Tuesday, November 25, 2008

Letter to Diane

November ?, 2008

Dear Diane,

My one and only true friend - who I've neglected over these crazy past seven years. How you still consider me as a friend, I'll never know. I've never felt so isolated, alone, frustrated and tired. I am sitting here in my beautiful but unfinished house by a stunning river. But I'm sitting in a $5 plastic chair with a fruit crate for a table. There is so much undone. I have no joy, and no desire to even start on anything. I look around at my pathetic attempts to make this place a home...baskets I made from Ivy and willow twigs down by the river when it was warm. Punched copper lampshades I made for lightbulbs that have no electricity running to them. The lovely woven wool throws and tapestries with nothing to throw or drape them on...rugs, a cow hide, and a hadn-hooked rug laying on a raw-wood floor. Books with no shelf to put them on. It's a Hobo House with no joy. It's raining, and I have pneumonia. Doesn't that beat all?

This (Patagonia)is probably the worlds MOST BEAUTIFUL place, but it is also the hardest place in the world to live. With the volcano destroying Chaiten and the port, we are even more cut-off and isolated. It is a Twilight Zone of massive proportions. If it were the "end times" of a catostrophic world melt down, here is where I would want to be. But because it is not the end of the world, it feels like it here. It's hard.

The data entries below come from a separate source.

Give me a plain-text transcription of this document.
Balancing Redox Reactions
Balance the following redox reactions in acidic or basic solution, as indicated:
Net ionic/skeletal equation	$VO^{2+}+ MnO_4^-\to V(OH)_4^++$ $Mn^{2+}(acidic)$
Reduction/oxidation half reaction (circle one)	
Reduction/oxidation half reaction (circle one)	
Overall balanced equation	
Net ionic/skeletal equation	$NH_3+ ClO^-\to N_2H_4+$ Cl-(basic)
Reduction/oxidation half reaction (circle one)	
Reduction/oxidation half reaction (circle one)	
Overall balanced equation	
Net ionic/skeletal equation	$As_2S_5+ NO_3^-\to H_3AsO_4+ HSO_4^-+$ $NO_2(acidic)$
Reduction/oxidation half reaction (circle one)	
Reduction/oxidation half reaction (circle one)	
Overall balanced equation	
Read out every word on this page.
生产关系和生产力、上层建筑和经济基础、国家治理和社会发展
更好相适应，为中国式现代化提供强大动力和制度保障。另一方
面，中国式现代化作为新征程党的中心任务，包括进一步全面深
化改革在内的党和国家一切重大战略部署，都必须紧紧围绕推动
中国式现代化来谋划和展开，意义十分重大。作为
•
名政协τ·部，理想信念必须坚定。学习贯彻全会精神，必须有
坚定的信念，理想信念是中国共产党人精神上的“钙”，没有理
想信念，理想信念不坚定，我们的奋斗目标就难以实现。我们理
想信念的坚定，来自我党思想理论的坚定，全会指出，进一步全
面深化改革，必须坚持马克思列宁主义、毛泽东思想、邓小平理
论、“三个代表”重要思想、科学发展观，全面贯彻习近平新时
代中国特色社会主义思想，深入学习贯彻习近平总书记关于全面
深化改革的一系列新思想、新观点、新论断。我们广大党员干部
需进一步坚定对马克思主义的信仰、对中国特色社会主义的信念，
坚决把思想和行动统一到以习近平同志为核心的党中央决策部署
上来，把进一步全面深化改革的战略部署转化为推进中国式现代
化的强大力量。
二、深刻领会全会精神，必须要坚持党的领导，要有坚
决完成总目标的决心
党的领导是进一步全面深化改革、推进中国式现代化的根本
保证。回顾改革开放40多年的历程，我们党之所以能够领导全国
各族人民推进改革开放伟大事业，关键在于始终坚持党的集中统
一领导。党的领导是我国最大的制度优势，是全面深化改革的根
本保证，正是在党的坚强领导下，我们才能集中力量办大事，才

I know I'm a whining bag of shit, but I need to whine and piss and moan. And the crazy thing is, I LOVE Patagonia. I didn't even flinch when the volcano blew and a half a foot of ash covered the town and we walked around with masks and ash seeped in through window and door frames and we got our water from water trucks and it was so cold we slept in our coats and hats and I was afraid my ass would freeze to the toilet seat.

I don't know how to do this anymore though. Other people know how to do this. They grew up doing this. They know how to keep warm in the winter, dry in the spring, and grow food and fix water lines, and build chicken coops, and smoke meat and weave and knit wool and trade for milk or sugar and cheese. Their gardens pop up lush and green while my seeds die in the husks. My firewood won't catch but then it does and I burn my eyelashes off again trying to keep it going. I look in a mirror and I think, "My God! How did that happen in just one-years time?" I am an accidental hobo wishing for a white picket fence and a rocking chair and some roses in the yard. I wanted Mayberry and I got the Twilight Zone.

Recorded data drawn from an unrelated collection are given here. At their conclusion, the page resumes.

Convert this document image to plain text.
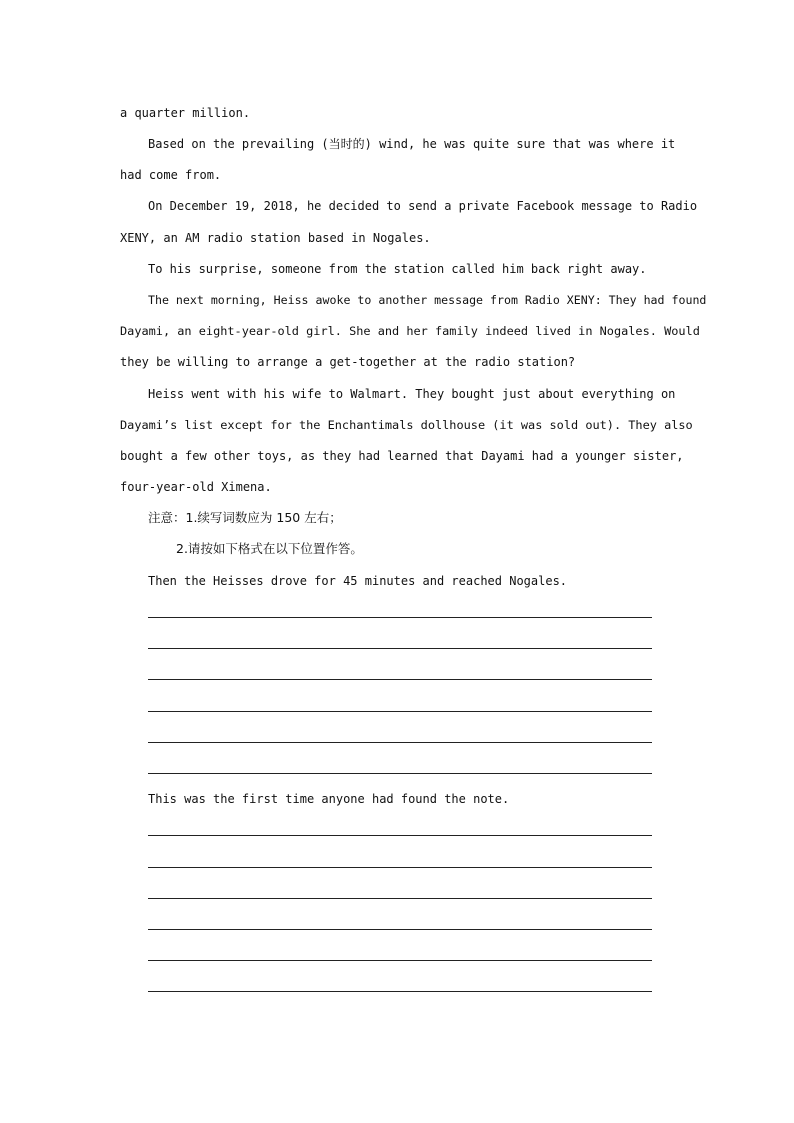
a quarter million.
Based on the prevailing (当时的) wind, he was quite sure that was where it
had come from.
On December 19, 2018, he decided to send a private Facebook message to Radio
XENY, an AM radio station based in Nogales.
To his surprise, someone from the station called him back right away.
The next morning, Heiss awoke to another message from Radio XENY: They had found
Dayami, an eight-year-old girl. She and her family indeed lived in Nogales. Would
they be willing to arrange a get-together at the radio station?
Heiss went with his wife to Walmart. They bought just about everything on
Dayami’s list except for the Enchantimals dollhouse (it was sold out). They also
bought a few other toys, as they had learned that Dayami had a younger sister,
four-year-old Ximena.
注意：1.续写词数应为 150 左右；
2.请按如下格式在以下位置作答。
Then the Heisses drove for 45 minutes and reached Nogales.
This was the first time anyone had found the note.
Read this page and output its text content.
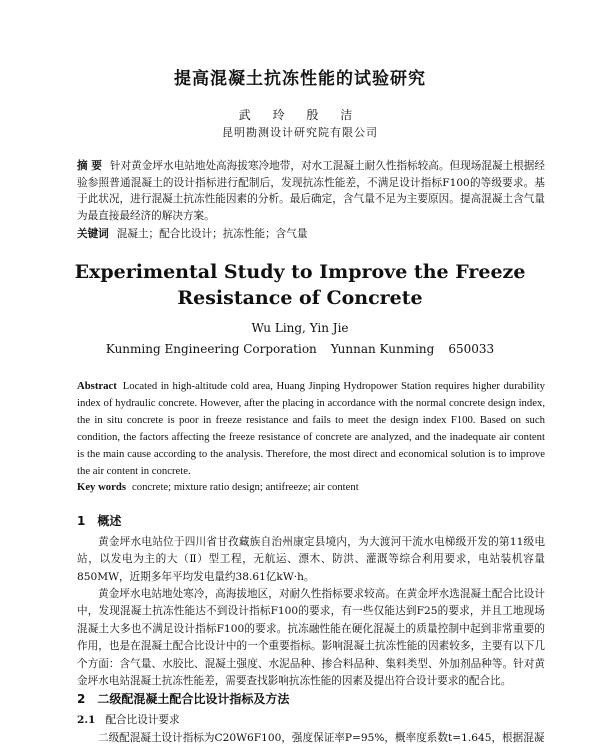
提高混凝土抗冻性能的试验研究
武 玲 殷 洁
昆明勘测设计研究院有限公司
摘 要 针对黄金坪水电站地处高海拔寒冷地带，对水工混凝土耐久性指标较高。但现场混凝土根据经验参照普通混凝土的设计指标进行配制后，发现抗冻性能差，不满足设计指标F100的等级要求。基于此状况，进行混凝土抗冻性能因素的分析。最后确定，含气量不足为主要原因。提高混凝土含气量为最直接最经济的解决方案。
关键词 混凝土；配合比设计；抗冻性能；含气量
Experimental Study to Improve the Freeze
Resistance of Concrete
Wu Ling, Yin Jie
Kunming Engineering Corporation Yunnan Kunming 650033
Abstract Located in high-altitude cold area, Huang Jinping Hydropower Station requires higher durability index of hydraulic concrete. However, after the placing in accordance with the normal concrete design index, the in situ concrete is poor in freeze resistance and fails to meet the design index F100. Based on such condition, the factors affecting the freeze resistance of concrete are analyzed, and the inadequate air content is the main cause according to the analysis. Therefore, the most direct and economical solution is to improve the air content in concrete.
Key words concrete; mixture ratio design; antifreeze; air content
1 概述
黄金坪水电站位于四川省甘孜藏族自治州康定县境内，为大渡河干流水电梯级开发的第11级电站，以发电为主的大（Ⅱ）型工程，无航运、漂木、防洪、灌溉等综合利用要求，电站装机容量850MW，近期多年平均发电量约38.61亿kW·h。
黄金坪水电站地处寒冷，高海拔地区，对耐久性指标要求较高。在黄金坪水选混凝土配合比设计中，发现混凝土抗冻性能达不到设计指标F100的要求，有一些仅能达到F25的要求，并且工地现场混凝土大多也不满足设计指标F100的要求。抗冻融性能在硬化混凝土的质量控制中起到非常重要的作用，也是在混凝土配合比设计中的一个重要指标。影响混凝土抗冻性能的因素较多，主要有以下几个方面：含气量、水胶比、混凝土强度、水泥品种、掺合料品种、集料类型、外加剂品种等。针对黄金坪水电站混凝土抗冻性能差，需要查找影响抗冻性能的因素及提出符合设计要求的配合比。
2 二级配混凝土配合比设计指标及方法
2.1 配合比设计要求
二级配混凝土设计指标为C20W6F100，强度保证率P=95%，概率度系数t=1.645，根据混凝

And the really crazy thing is...I'm ruined now. I've tasted the wild winds and pounding rain and lacey mountains and electric blue rivers...the hard meaness and soft days that craddle me in a shit-storm world, and I don't think I can ever go back to life in the U.S. Is this my tipping point? Patagonia drives me crazy. It has stabbed me in the heart and left me standing like a complete dope, yet my heart has healed around it and embraced it and fallen in love. I walked down to the screaming river a while back. The water was so cold it burned. It was a warm day and still snow on the mountains. I sat on the bank and smelled the dirt, and the water and the trees and I had a feeling like my soul was home. And as I sat there the river began to sing. It was voices, three-part harmony, just soft, but definately not my imagination. And for that moment I felt ok. In that crazy moment in time, by the river, in Patagonia, I thought, "I can't ever go back".

Diane, I know you must think I've lost my mind now, but I'm safe because I'm too far away for you to have me committed. And most likely I will not send you this letter. Who knows. I hope my other friend, Nono, will appear on the path down to the house, and in her laughing, mocking sing-song Chilena Spanish, she will pick up a brush and shame me into finishing the varnish work, or she will poke the fire with her calloused hand and it will spring up to life. She might make us come to her house for dinner where we will eat mutton with our fingers and sop up the juices with soda bread and drink chicha in chipped jelly glasses and it will be warm and happy and I will feel alright once again.

Vick

2 comments:

Anonymous said...

Vicki,

I love all your writings but was so touched by this-and completely understand how you can be so torn. Wish you were closer to me here in the country in central Chile-we'd babble in English to our heart's content, and have a few drinks, a few laughs, whine and complain, and happily go on doing what we love here in Chile.

Vicki said...

Laura, thank you so much for sharing that you know what it feels like, and just knowing that I am not really alone make it feel better. As I said, the most frustrating thing is that I love it too much to leave, yet I'm not quite at home. I'm giving it time.